Children, especially at such young ages, are very sensitive to rejection and want only to fit in with other kids their age. As a result, I asked my Mum to stop cooking my lunches (but of course instead begged for the same food for breakfast) and prepared myself cold snacks and sandwiches that imitated the others. This was all because, at that moment, I felt so irreparably different from my classmates and was desperate to prove I was Just. Like. Them.

Of course, I wasn’t though. I wasn’t like them; I was mixed-race.

Back then, I felt that being mixed was a curse; a hex that meant I’d forever be out of place. Too Irish for Okinawa and too Asian for Ireland. Every local, here, would ask where I’m really from, and so would the locals on the other side of the world. I’d lost the ability to communicate how I wanted with my mother’s family and didn’t have the cultural competency to understand my father’s either. There were always sayings, phrases, or rules I never seemed to know, pointing out just how little I belonged in each space.

So where do I belong?

It’s a question almost every child Immigrant has pondered, or even lost sleep over. So where do you belong? Everywhere, of course.

In the last few years, it’s become easier to understand that this multiculturalism is and was a gift. How many people get to experience the blending of cultures on a daily basis? I know that we do.

As a result of being different, as much as there were difficulties, there are also peculiar delights that I would not have otherwise known – new recipes that are a delectable mash-up of native and adopted cuisines, or the ability to hold many languages in one mouth. The eventual belonging to multiple spaces, traditions, or nationalities can make a person whole and not splintered. It is something that enhances what may be less if apart.

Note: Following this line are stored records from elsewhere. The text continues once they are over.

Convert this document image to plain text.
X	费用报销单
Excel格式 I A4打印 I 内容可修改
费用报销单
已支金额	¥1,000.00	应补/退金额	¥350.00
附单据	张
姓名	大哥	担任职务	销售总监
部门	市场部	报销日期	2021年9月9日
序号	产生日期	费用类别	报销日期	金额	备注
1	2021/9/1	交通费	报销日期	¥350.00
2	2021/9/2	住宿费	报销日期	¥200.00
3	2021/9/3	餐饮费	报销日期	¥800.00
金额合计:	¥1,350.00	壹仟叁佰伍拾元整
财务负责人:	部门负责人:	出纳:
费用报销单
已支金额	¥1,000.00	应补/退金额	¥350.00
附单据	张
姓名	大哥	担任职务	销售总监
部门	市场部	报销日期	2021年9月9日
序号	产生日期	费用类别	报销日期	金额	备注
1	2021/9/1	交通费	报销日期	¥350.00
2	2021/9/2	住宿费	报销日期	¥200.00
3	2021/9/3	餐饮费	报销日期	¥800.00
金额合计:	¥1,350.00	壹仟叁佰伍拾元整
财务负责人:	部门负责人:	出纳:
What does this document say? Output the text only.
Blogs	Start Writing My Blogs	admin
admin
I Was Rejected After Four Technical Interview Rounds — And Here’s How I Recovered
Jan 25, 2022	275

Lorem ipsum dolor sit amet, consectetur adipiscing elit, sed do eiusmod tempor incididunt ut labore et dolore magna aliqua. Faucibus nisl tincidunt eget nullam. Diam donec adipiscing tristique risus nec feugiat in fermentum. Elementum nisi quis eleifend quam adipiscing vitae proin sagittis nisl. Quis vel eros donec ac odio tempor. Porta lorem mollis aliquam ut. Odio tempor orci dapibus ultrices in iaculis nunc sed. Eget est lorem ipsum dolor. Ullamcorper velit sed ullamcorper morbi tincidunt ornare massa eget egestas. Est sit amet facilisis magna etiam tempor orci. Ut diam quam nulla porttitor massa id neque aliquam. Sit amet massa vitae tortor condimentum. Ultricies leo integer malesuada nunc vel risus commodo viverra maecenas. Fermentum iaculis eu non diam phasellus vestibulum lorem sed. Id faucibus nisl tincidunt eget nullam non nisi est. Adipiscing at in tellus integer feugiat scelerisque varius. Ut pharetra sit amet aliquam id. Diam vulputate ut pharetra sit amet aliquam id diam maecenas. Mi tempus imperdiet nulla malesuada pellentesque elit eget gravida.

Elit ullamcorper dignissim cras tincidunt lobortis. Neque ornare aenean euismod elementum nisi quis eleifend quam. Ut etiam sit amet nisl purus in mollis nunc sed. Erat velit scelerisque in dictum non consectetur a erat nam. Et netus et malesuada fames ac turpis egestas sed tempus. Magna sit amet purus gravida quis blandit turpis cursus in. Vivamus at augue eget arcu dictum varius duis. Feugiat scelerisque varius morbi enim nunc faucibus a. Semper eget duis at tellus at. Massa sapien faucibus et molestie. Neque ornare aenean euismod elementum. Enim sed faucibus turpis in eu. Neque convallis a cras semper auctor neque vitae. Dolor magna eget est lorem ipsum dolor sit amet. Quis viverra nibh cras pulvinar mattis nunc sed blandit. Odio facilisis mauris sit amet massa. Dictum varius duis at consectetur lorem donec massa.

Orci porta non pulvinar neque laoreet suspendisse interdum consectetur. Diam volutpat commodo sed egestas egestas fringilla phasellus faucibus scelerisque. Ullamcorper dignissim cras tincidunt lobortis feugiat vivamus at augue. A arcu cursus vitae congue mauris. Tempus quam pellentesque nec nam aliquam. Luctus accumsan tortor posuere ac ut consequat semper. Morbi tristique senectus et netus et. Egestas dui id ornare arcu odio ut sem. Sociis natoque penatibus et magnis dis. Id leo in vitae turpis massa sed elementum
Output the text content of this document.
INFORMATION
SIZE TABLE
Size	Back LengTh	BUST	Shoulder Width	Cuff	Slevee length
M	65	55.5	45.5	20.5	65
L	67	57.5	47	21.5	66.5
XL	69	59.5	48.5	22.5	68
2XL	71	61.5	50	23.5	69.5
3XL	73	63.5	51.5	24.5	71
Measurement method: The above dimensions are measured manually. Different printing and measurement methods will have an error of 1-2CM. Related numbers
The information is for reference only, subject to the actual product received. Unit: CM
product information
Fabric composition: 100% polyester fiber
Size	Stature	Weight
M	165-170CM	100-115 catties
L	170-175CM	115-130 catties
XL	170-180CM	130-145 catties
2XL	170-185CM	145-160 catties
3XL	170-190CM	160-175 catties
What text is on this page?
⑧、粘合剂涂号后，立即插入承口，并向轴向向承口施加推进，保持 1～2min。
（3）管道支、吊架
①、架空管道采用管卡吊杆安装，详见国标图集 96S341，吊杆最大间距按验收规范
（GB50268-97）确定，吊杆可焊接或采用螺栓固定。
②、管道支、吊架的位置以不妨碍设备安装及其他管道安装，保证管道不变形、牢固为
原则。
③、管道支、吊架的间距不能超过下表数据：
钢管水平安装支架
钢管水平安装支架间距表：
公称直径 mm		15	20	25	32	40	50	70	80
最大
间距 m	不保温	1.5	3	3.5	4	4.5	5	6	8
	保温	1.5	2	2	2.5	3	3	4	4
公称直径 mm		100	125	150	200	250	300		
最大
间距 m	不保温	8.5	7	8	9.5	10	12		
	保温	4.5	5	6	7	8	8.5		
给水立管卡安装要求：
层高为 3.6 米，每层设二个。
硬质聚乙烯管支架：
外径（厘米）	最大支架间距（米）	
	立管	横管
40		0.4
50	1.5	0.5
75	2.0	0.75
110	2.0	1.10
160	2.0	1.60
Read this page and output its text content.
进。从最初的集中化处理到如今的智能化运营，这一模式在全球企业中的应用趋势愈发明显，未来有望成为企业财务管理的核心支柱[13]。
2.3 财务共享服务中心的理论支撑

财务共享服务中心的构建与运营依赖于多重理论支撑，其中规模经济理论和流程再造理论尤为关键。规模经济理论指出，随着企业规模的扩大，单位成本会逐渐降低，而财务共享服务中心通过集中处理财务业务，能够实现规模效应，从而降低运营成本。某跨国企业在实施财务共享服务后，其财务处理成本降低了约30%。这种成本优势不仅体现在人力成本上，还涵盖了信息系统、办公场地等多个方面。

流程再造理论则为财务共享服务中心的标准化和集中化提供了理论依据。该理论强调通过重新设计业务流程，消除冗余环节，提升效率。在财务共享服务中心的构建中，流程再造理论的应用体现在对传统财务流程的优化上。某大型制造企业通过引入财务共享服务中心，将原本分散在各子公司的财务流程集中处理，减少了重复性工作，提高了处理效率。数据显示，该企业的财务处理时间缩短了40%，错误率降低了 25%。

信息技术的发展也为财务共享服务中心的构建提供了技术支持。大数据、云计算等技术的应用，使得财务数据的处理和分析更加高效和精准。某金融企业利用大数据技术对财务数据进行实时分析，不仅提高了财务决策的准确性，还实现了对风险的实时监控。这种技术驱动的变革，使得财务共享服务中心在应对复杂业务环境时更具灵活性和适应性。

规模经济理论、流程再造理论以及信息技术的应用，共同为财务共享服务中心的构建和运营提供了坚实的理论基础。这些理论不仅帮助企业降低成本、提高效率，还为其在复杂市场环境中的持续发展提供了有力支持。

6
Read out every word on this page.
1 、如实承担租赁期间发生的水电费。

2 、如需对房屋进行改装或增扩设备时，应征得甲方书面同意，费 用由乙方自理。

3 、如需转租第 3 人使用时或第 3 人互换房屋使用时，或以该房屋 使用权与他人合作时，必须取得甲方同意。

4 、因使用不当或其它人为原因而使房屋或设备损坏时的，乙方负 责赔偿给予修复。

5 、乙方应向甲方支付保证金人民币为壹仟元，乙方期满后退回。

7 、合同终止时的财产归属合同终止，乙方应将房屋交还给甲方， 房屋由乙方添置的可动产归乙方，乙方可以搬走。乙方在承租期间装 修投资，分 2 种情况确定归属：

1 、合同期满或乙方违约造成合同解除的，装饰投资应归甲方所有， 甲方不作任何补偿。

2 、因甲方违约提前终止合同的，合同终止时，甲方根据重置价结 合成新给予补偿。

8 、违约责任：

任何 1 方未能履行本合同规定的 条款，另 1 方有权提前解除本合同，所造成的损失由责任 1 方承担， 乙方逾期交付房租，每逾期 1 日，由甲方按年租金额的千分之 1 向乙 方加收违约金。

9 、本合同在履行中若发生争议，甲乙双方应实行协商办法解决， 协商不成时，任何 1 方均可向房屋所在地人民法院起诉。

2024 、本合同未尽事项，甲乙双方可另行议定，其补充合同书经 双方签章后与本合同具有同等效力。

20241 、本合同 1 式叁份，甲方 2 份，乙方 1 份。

For me, this means understanding the colonial struggle from multiple viewpoints and feeling connected to many parts of the world. It is also the lilting songs, the jigs and eisa, and celebrating double the holidays. The relationships between nations exist through people and their practices. Immigrant children are living, breathing proof. There is some remarkable and wondrous joy in being more than just Irish, in being Irish and ____.